Shane Ryan had a storming afternoon at corner back and Sheehy and Darcy will be hard to displace from the attack now. It was a memorable match for the statesmen of the city frontguard, Farrell and Darcy.

Even before his wolfish strike seconds into the second half, Farrell had been bothering young Gallagher, taking three fine first-half points. With his marker upset by the mistake, he went to town with a veteran's dispassionate care. By the time Nigel Clancy was drafted in to try and shackle him, the city team was home and dry.

Sligo's capitulation was all the more devastating given the fact that over the first half, they had grafted to put themselves into a position of realistic contention. Unfazed by the tremulous atmosphere, they hung tough through a dogged first half.

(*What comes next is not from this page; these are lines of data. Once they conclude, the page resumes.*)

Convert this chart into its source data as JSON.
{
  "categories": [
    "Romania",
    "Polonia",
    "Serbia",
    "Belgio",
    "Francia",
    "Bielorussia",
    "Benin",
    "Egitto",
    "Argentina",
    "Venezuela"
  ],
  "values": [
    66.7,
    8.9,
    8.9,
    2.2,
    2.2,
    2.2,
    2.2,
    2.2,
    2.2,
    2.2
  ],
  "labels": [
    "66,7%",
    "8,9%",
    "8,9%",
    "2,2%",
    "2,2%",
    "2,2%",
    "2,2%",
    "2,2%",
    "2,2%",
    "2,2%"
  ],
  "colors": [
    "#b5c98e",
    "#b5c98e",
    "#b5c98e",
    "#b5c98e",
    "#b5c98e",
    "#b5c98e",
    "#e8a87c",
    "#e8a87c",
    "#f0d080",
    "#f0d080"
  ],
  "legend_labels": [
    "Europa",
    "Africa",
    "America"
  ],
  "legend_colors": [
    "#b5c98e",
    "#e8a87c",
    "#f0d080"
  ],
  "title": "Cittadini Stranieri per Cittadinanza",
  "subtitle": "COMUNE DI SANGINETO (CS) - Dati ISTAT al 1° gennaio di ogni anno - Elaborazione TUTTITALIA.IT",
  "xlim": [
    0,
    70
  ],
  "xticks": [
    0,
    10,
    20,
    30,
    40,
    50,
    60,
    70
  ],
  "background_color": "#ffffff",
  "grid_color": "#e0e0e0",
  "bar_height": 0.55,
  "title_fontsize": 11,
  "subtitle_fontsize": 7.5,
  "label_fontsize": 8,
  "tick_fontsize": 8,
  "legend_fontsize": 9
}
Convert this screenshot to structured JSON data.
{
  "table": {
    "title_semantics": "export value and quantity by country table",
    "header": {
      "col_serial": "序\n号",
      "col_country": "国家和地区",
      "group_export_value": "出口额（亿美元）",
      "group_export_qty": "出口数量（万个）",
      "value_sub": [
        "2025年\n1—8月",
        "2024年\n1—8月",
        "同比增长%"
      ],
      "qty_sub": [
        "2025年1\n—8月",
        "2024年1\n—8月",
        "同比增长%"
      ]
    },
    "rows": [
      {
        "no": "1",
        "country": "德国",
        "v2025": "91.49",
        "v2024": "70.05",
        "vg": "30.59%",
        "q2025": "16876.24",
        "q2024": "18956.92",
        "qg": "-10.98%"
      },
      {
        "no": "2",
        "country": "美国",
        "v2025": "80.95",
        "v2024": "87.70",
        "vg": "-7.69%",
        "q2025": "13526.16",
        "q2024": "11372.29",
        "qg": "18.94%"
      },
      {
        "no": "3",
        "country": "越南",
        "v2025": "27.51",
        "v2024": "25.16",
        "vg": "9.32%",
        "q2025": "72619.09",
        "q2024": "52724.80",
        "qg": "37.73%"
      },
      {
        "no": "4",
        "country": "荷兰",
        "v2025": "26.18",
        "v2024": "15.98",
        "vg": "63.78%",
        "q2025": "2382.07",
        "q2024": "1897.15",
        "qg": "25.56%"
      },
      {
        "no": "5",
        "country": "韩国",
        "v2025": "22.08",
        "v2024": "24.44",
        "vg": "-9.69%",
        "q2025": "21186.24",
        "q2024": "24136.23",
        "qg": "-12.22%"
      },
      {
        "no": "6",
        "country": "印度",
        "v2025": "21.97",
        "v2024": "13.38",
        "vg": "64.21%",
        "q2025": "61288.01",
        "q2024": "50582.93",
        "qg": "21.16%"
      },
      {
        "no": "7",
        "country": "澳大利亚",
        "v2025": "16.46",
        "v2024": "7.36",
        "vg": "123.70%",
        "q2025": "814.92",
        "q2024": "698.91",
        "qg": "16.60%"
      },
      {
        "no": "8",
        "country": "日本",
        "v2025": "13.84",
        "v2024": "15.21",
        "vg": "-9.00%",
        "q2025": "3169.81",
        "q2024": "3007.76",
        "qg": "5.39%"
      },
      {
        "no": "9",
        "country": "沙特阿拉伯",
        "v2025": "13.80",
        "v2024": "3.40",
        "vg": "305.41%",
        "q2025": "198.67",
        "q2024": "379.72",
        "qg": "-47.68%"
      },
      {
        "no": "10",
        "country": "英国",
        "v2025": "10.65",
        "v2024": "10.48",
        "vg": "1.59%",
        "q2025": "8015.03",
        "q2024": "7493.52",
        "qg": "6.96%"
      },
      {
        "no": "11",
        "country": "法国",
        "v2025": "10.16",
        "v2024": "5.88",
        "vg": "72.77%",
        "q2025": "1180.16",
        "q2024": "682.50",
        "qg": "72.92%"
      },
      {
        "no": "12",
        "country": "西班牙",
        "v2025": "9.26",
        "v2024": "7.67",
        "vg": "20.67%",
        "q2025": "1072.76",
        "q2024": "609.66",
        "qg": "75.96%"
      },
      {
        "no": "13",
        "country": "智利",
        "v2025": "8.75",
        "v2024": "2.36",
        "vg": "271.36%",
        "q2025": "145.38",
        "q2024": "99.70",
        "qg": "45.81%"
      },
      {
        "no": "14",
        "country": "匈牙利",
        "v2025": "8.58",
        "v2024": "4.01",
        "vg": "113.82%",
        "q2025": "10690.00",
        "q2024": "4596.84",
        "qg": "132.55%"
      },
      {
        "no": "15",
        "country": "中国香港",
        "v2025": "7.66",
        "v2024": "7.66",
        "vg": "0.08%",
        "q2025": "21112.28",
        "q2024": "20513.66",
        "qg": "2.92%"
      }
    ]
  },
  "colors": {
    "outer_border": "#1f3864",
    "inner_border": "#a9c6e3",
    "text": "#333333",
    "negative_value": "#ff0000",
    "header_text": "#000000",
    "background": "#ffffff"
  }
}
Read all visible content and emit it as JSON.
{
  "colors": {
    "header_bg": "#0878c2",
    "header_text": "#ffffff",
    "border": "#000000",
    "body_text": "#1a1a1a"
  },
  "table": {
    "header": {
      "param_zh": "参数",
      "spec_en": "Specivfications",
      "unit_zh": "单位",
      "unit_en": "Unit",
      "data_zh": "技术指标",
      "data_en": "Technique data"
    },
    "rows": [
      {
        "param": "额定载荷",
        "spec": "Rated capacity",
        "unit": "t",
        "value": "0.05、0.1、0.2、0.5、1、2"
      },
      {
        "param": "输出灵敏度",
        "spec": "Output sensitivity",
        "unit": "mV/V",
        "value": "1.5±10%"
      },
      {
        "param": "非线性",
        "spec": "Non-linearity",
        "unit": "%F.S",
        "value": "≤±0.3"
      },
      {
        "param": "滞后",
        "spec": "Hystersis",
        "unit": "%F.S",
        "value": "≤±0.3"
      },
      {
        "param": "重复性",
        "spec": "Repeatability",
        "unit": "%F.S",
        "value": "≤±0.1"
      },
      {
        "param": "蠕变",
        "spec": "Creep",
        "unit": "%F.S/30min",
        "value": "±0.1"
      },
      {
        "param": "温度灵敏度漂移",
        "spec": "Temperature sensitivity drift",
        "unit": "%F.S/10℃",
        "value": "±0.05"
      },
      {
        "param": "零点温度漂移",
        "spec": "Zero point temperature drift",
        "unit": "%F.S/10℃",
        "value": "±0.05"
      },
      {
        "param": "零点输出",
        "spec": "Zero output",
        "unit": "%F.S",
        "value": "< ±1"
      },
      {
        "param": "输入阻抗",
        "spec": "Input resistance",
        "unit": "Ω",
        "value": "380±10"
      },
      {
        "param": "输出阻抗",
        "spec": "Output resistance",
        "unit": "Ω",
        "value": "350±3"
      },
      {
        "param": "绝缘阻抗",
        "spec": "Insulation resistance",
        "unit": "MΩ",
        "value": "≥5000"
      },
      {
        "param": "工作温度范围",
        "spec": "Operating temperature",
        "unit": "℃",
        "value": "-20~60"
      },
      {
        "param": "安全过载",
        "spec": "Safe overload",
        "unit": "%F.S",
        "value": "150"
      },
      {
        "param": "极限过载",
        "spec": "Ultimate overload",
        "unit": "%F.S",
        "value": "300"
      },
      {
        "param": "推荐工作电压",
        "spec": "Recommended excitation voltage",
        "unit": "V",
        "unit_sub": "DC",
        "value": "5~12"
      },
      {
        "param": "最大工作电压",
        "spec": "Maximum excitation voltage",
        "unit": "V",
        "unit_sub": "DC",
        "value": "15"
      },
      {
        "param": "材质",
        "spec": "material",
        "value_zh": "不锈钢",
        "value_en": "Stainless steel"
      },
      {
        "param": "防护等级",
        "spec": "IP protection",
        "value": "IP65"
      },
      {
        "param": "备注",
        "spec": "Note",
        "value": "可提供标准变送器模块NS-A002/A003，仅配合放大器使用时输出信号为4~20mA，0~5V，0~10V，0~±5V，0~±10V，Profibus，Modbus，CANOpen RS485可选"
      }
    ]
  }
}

Gerry McGowan and Durcan impressed, each bagging two points from play and Sligo's half-back trio repeatedly put paid to Dublin's sweeping breaks forward.

Down 0-5 to 0-2 after 17 minutes, they gradually pushed their back to even terms and must have been satisfied to retire for the break just 0-8 to 0-7 in arrears. The might well have led had not Davy Byrne made an unnaturally quick save off McGowan's fine, angled effort.

Within seconds, that state of being must have been a remote, dreamlike memory. There was nothing gleeful about the drubbing Dublin inflicted over the second 35 minutes, it was simply business.

Ian Robertson seemed a bit puzzled to be withdrawn just after Dublin's lightning restart, replaced by Vinny Murphy after 39 minutes, giving the Dublin look a distinctly old boy streak.

Sligo's Peter Ford shuffled the decks valiantly but to no avail in the second half. It was rough on Paul Taylor to get his first championship run on Croke Park when there was nothing earthly left to be done.